Wednesday, December 9, 2009

Is America Ready for Britain's Banker Bonus Tax?

The British government has just announced a one-time 50% tax on banker bonuses. This affects all banks in the U.K., including subsidiaries of foreign banks. Only bonuses larger than 25,000 pounds (about $41,000) are subject to the special tax. This and other British government limitations on bonuses send a pretty clear signal that the Labour government of Prime Minister Gordon Brown will keep a heavy regulatory hand on banking while recovering through taxes some of the $1 trillion or so in assistance the British government provided to banks.

In the U.S., Bank of America announced that it will repay all of the $45 billion in financial aid it received from the TARP program. Among other things, this will free up B of A from the executive compensation limitations imposed by TARP and from paying the U.S. Treasury dividends on B of A preferred stock it owns through TARP. Much of B of A's ability to make this repayment is because of the extensive federal support given to banks, courtesy of the taxpayers. The Fed has funded the banks at a cost of virtually zero, and banks in many instances used that ultra cheap money to invest in U.S. Treasury securities or mortgage-backed securities effectively guaranteed by taxpayers. In other words, B of A is in part repaying TARP money with funds that it directly or indirectly received from taxpayers. The Treasury Department will probably put this down on its TARP scorecard as repayment in full, but how that could be when taxpayers provided some of the money that they received in "repayment"?

It would hardly be unprecedented for taxpayers to receive the short end of the stick. But they may also be receiving the short end of Britain's stick. The British tax on banker bonuses is a not very well-disguised way of inviting banks in London to reduce their riskier activities or move them out of the U.K. Risky activities generate enormous profits, and consequently gratifying bonuses. Since profits are the source of outsized compensation, bankers would move the risky stuff somewhere else and earn their mega bonuses there, before reducing their gaggle of golden egg laying geese.

The U.S. may be a logical place to shift the risky stuff. Financial regulatory reform is gradually slipping down the administration's list of priorities. Virtually all the changes that have been or are being made are the result of administrative and regulatory measures taken by the existing body of agencies (i.e., the Fed, FDIC, Treasury Dept., SEC, CFTC, etc.). Reform of the derivatives markets is taking place to a large degree through industry measures to improve the settlement and clearance process (with stern encouragement from regulators).

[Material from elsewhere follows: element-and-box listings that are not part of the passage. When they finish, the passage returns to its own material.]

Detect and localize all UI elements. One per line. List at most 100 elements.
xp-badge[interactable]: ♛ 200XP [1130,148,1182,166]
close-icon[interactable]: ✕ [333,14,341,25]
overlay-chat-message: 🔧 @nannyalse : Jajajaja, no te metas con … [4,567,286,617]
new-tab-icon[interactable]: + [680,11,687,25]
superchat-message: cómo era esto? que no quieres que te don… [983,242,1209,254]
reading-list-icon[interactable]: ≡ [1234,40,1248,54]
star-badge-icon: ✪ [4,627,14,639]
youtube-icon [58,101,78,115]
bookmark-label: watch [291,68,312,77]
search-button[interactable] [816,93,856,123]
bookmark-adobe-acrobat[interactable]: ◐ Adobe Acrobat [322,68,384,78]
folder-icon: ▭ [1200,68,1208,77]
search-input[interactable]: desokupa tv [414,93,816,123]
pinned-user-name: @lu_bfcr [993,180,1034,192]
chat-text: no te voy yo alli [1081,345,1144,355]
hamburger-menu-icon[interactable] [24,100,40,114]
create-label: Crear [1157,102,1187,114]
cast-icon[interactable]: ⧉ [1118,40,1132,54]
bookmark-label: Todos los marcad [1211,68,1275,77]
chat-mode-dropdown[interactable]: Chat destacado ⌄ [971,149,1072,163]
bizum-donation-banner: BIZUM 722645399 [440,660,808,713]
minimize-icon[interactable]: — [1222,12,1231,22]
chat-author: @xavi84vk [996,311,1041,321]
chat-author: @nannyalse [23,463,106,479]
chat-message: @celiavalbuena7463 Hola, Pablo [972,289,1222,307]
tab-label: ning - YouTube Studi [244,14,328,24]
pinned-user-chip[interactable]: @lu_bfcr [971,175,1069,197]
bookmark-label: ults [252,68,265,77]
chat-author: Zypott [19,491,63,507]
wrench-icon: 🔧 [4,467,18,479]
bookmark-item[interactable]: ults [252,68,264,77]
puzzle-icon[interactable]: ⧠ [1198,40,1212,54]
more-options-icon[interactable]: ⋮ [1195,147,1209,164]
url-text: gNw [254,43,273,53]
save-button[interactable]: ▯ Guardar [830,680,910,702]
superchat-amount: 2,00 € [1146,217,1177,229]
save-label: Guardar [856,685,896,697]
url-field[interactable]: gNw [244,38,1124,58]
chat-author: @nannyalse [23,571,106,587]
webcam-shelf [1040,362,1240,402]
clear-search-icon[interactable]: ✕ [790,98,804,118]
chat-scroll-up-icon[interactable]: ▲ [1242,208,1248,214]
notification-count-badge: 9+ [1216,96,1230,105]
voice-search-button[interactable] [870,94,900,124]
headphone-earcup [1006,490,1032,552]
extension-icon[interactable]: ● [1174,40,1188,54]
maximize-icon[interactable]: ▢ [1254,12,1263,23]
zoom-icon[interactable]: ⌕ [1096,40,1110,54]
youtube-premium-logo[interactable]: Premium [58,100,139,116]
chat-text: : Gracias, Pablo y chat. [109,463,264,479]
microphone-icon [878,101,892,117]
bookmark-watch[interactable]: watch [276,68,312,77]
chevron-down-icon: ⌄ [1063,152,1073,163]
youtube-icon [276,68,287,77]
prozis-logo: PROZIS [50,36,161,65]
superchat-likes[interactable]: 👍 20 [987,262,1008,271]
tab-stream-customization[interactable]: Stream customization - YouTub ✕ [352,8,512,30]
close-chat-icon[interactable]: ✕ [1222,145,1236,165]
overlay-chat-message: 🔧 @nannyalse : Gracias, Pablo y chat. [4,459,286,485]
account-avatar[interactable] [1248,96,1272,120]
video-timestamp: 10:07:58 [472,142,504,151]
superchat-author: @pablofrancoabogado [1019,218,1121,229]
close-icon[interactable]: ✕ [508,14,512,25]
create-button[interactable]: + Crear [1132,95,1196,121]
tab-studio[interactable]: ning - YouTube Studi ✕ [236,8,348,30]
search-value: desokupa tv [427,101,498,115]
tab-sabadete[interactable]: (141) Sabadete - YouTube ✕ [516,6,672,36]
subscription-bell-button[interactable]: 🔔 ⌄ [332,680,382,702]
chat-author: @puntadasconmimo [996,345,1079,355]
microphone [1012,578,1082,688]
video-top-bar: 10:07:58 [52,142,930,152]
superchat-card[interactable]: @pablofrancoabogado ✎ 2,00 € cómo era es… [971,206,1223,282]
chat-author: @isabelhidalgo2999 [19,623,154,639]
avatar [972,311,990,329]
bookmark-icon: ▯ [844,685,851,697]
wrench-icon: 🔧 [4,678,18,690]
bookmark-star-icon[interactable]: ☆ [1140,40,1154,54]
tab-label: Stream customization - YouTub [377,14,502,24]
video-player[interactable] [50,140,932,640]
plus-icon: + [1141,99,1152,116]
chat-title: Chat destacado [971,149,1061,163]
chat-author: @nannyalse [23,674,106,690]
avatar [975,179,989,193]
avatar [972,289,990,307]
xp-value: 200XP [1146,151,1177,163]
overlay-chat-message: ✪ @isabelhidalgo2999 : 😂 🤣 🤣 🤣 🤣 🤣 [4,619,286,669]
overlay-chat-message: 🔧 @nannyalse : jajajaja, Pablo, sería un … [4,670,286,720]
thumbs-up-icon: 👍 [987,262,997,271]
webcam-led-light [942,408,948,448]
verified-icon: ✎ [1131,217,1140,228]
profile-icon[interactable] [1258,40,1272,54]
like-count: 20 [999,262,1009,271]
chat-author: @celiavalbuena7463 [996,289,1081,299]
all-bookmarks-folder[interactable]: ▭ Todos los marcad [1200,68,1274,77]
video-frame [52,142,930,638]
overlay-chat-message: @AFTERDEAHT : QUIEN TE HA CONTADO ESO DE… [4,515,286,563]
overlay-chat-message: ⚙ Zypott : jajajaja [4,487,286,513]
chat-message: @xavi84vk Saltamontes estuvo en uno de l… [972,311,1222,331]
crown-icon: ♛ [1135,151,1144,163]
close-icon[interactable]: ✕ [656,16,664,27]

The bigger issues of monitoring systemic risk and greater transparency in the derivatives markets are stalled in rush hour traffic, as health care reform and federal budgetary matters take front row seats, with a Congressional debate over the wisdom of President Obama's Afghanistan policy close behind. Riskier financial activity could quietly slip across the Atlantic and settle in, with little immediate oversight by the federal government. The American taxpayer might soon again be on the hook for another AIG-type monster bailout, and not even know it until too late.

The problem rests with the too-big-to fail-doctrine, where large financial institutions have the incentive is to conduct risky activities--somewhere--instead of be prudent. The individuals involved in high-octane financial activities rarely lose even if the crazy stuff they do is so systemically bad the federal deficit has to be almost doubled to salvage the economy. Bankers are incentivized to shift risky activity to new venues if they get the boot. Prudence doesn't finance yachts. And if the government--and taxpayers--will absorb the cost of bankers' failures, then all the better (from the bankers' standpoint).

Governments in continental Europe, Canada, and Asia won't welcome derivatives traders gone wild. America is the one remaining major economic power with the infrastructure to support fancy finance. Britain could, in effect, be exporting some of its most difficult financial regulatory problems. And the American taxpayer may be left holding the bag.